Era una chica de unos veinte años, alta y delgada, con una larga melena color castaño y cimbreante cintura. Era la primera vez que la veía. Parecía extrañamente fuera de lugar con su ligero maquillaje, su vestido de lana gris con botones y sus zapatos bajos.
¿Es de verdad una de las chicas?, se preguntó, y contestó:
– Sí. Imagino que debe de serlo, supongo.
– Nunca he visto nada igual. Aparentemente ese tipo proporciona chutes a todo el mundo. Solamente tienes que ir al cuarto de baño y ahí está… repartiéndolos como si fueran caramelos. Incluso te pincha él mismo si te da miedo hacerlo.
Incrédulo. Harteveld la miró con ceño.
– ¿Sabes quién soy?
– No. ¿Debería conocerte?
– Soy Toby Harteveld, y ésta es mi casa.
– ¡Ah! -sonrió sin pestañear. Así que tú eres Toby Harteveld.
Encantada, Toby. Por fin te conozco. Tienes una casa maravillosa. Y ese Patrick Heron que tienes en el descansillo… ¿es un original?
– Por supuesto.
– Es exquisito.
– Gracias. Dime… -Se levantó del sillón haciendo un esfuerzo y extendió una mano temblorosa. En cuanto a la heroína, supongo que no rechazarás una invitación, ¿verdad?
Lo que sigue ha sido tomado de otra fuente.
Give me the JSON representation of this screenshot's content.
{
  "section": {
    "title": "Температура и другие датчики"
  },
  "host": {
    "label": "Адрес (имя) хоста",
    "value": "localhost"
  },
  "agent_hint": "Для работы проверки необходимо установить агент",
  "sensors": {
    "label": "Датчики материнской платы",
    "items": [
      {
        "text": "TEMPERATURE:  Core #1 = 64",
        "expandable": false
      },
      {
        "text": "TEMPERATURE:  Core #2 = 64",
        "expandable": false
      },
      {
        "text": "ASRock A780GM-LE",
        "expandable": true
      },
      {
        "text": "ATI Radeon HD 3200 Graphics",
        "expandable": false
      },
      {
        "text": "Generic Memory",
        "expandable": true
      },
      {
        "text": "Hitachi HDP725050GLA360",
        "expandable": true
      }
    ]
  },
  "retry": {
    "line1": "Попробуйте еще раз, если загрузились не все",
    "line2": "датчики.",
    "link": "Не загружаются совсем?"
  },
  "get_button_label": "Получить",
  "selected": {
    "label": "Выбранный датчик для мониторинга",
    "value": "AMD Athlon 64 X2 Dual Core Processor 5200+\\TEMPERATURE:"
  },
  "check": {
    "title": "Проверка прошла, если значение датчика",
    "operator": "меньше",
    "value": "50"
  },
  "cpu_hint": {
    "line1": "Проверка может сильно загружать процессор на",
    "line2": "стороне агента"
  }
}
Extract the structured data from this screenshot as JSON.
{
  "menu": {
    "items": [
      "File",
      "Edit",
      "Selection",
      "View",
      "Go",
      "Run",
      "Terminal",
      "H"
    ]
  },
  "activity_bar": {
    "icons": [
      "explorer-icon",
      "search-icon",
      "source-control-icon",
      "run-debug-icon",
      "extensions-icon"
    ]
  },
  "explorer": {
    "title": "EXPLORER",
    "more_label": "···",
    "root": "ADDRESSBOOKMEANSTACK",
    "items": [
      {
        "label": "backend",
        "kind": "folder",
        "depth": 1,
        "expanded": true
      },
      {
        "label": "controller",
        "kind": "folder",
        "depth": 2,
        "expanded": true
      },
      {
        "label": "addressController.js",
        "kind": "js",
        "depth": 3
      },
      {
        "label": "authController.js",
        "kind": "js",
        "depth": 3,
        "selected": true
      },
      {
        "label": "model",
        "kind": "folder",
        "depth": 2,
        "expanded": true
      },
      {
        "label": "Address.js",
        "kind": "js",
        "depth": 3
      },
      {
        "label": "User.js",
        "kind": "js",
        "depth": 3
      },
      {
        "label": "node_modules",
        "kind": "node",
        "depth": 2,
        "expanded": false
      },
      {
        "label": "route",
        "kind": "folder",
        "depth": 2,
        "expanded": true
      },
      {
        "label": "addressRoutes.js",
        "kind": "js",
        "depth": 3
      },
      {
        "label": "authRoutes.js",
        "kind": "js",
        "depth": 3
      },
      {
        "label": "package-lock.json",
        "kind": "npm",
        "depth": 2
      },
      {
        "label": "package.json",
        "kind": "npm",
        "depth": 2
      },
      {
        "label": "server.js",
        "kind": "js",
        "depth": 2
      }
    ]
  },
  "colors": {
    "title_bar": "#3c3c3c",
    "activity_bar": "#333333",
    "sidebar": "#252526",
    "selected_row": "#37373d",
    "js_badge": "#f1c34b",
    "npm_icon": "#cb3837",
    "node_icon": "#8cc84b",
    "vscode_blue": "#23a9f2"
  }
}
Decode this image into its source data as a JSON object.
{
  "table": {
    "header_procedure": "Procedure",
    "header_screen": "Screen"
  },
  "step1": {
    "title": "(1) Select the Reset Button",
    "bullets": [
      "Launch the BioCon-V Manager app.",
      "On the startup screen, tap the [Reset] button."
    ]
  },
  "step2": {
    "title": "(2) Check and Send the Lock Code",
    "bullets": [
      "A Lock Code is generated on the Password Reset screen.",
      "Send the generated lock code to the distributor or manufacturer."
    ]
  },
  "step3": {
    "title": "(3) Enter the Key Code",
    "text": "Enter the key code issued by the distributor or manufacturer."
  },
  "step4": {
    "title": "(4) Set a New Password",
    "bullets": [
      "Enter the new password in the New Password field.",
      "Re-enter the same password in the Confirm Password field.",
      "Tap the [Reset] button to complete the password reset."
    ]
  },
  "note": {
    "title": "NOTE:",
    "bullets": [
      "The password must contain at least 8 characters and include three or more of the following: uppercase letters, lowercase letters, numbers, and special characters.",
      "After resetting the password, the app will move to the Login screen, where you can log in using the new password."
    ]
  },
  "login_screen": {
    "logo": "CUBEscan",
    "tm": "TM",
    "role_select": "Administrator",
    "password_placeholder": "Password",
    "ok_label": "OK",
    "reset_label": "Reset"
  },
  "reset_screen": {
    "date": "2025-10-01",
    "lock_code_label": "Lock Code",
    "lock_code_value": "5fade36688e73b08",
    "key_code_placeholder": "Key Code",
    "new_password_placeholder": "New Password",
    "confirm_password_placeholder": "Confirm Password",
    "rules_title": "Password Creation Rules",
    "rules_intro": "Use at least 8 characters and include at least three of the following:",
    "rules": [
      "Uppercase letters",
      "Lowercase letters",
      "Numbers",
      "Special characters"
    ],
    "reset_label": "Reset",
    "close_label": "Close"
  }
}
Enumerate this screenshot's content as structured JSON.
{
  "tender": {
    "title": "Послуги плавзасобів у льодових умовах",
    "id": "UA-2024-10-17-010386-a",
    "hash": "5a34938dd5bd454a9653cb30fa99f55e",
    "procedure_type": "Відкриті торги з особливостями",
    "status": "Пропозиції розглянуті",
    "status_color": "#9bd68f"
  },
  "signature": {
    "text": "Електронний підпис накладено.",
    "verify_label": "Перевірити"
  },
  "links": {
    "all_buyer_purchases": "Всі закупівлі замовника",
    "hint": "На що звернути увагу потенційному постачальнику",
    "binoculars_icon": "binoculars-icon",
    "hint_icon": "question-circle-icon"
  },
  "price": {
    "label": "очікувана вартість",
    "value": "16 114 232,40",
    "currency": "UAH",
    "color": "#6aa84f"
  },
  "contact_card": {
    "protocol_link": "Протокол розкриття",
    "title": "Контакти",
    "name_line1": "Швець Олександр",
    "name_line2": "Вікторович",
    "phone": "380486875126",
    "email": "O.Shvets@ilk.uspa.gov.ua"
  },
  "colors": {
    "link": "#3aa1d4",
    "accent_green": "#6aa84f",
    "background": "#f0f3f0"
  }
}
– No, gracias -repuso ella con una sonrisa. Con las drogas soy un auténtico desastre. O vomito o hago algo igual de lastimoso.
– Pues… ¿un schnapps tal vez? Vamos al invernadero. Allí tengo… déjame pensar… un Frida Khalo. Creo que puede interesarte.
– ¿Un Frida Khalo? ¿Me tomas el pelo? ¡Claro que me interesa!
El invernadero, en la parte de atrás de la casa, estaba helado. De la casa llegaban haces de luz color mango que iluminaban las macetas con arbolitos arrojando sombras aterciopeladas sobre el suelo de piedra. El bullicio de los invitados se oía amortiguado y se olía a fertilizante y a tierra fría y húmeda. Mientras sus pensamientos vagaban, Harteveld se rascaba los brazos. ¿Qué estaban haciendo en ese lugar? ¿Qué pretendía de ella?